Figure: Genetic diversity of S. aureus colonization and invasive disease isolates obtained in this study, by pulsed-field gel electrophoresis (PFGE) type*, stratified by Invasive and Colonization isolates.
1A: Each bar represents the relative percentage of a given PFGE type among all invasive disease isolates (n=45). Although USA300 was the most common pulsotype among both MRSA and MSSA populations (~20% of each), isolates were diverse, with no clone representing the majority of isolates.
1B: Each bar represents the relative percentage of a given PFGE type among all colonization isolates (n=42). Colonization isolates were quite diverse, with no pulsotype representing more than a quarter of the group.
*NT = non-typeable strain (not assignable to any PFGE type)

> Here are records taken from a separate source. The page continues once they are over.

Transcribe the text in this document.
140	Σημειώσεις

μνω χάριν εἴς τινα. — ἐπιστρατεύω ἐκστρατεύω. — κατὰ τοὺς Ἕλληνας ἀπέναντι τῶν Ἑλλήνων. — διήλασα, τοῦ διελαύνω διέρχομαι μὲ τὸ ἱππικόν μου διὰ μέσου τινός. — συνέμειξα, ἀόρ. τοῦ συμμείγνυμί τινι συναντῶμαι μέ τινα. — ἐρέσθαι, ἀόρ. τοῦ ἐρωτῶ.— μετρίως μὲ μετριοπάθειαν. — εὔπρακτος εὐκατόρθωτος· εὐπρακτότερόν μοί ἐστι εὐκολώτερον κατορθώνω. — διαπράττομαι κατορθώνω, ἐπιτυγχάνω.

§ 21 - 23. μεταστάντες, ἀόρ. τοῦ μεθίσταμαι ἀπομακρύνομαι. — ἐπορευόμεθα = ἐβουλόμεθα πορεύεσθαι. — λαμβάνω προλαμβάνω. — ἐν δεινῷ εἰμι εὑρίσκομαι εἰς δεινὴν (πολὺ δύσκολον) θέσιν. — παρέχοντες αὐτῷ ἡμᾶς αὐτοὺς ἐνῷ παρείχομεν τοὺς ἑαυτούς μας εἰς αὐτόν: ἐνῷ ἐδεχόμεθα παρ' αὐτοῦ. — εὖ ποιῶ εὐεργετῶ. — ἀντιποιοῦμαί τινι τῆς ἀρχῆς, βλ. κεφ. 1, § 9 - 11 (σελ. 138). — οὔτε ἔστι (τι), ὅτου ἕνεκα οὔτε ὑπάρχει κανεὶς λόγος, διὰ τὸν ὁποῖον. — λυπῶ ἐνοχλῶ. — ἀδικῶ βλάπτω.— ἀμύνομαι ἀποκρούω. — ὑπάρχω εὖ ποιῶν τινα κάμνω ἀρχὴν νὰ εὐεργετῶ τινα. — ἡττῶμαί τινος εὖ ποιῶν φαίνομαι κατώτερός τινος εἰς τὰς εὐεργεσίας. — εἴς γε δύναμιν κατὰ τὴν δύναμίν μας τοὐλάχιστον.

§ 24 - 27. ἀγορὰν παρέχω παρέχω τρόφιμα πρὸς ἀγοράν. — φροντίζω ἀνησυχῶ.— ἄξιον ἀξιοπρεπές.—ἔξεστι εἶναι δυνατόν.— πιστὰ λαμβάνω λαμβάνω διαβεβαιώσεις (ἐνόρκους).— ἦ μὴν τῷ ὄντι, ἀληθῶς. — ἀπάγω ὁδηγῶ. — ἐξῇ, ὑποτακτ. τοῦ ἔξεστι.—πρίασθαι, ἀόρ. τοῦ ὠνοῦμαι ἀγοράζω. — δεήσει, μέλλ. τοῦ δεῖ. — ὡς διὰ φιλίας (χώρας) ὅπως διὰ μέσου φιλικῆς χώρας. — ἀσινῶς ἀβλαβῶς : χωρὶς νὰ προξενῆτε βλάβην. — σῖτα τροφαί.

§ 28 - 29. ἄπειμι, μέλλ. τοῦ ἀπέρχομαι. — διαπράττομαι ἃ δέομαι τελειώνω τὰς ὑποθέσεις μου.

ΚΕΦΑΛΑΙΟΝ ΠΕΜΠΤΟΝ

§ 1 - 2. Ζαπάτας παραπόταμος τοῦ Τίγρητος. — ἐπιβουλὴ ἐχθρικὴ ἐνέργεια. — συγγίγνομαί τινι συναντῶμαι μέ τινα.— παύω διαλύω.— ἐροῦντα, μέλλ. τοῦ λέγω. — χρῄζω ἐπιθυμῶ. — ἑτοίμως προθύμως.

Molecular characteristics of invasive and colonizing isolates are provided in Table 2. Of 27 MRSA isolates, 18 (67%) contained the ACME locus and 20 (74%) were PVL-positive. 22 (82%) were mec Class B, and 82% possessed agr type I. Of 59 MSSA isolates, 8 (14%) were PVL positive, and 19 (32%) possessed agr type I. Two of the MSSA isolates were ACME-positive. All isolates (both MRSA and MSSA) contained the lukAB gene.
Table 2:
Prevalence of purported virulence genes of all isolates collected from 44 children hospitalized with invasive S. aureus infection, 2013 through 2017.*
| Molecular Characteristics | All N=86 | MRSA N=27 | MSSA N=59 | All Invasive N=44 | All Colonization N=42 | Invasive MRSA N=16 | Invasive MSSA N=28 | Colonization MRSA N=11 | Colonization MSSA N=31 |
|---|---|---|---|---|---|---|---|---|---|
| agr Type I | 47.7 | 81.5 | 32.2 | 56.8 | 38.0 | 87.5 | 42.9 | 81.8 | 25.8 |
| agr Type II | 24.4 | 11.1 | 30.5 | 20.4 | 28.6 | 6.3 | 25.0 | 18.2 | 29.1 |
| agr Type III | 27.9 | 3.7 | 39.0 | 22.7 | 33.0 | 6.3 | 32.1 | 0 | 45.1 |
| pvl Presence | 38.3 | 74.1 | 13.6 | 38.6 | 26.2 | 81.2 | 17.9 | 72.7 | 9.6 |
| lukAB Presence | 100 | 100 | 100 | 100 | 100 | 100 | 100 | 100 | 100 |
| acme Presence | 23.3 | 66.7 | 3.4 | 27.3 | 19.0 | 68.8 | 7.1 | 72.7 | 0 |
| SCCmec IVB | 22.1 | 81.5 | N/A | 29.5 | 21.4 | 87.5 | N/A | 81.8 | N/A |
| SCCmec IIA | 3.5 | 11.1 | N/A | 2.3 | 4.8 | 6.3 | N/A | 18.2 | N/A |
| SCCmec V/VIIC | 1.2 | 3.7 | N/A | 2.3 | 0 | 6.3 | N/A | 0 | N/A |
All values in %
Genetic Relatedness between Colonization and Invasive S. aureus Isolates
In 18/44 patients (41%), S. aureus was not isolated from one or more colonization sites. For the 26 (59%) patients colonized with S. aureus at the time of hospitalization, at least one colonization isolate was concordant with the corresponding invasive isolate in 23/26 cases (88%, Table 1). Concordance between disease isolates and nasal colonization isolates (56%) was higher than for the inguinal folds (36%) or oropharynx (28%, p<0.05). Colonization with a concordant strain was significantly more common for children with MSSA infections than those with MRSA infection (17/28 [61%] vs 6/16 [38%]; p < .05).
Discussion
In our study analyzing genetic relatedness between invasive and colonizing strains of S. aureus, we found that invasive MSSA was significantly more likely to be associated with concordant colonization compared with invasive MRSA, and patients with invasive S. aureus infections were significantly more likely to have a genetically matched nasal colonization strain than concordant throat or inguinal skin colonization. Furthermore, we observed substantial genetic diversity among both MRSA and MSSA invasive isolates, reflecting increased genetic diversity across invasive S. aureus infections than was seen during the height of the CA-MRSA epidemic in the US. The prevalence of the PVL in invasive MSSA strains has remained low whereas it remained high in invasive MRSA strains, underscoring an uncertain role of PVL in S. aureus pathogenesis.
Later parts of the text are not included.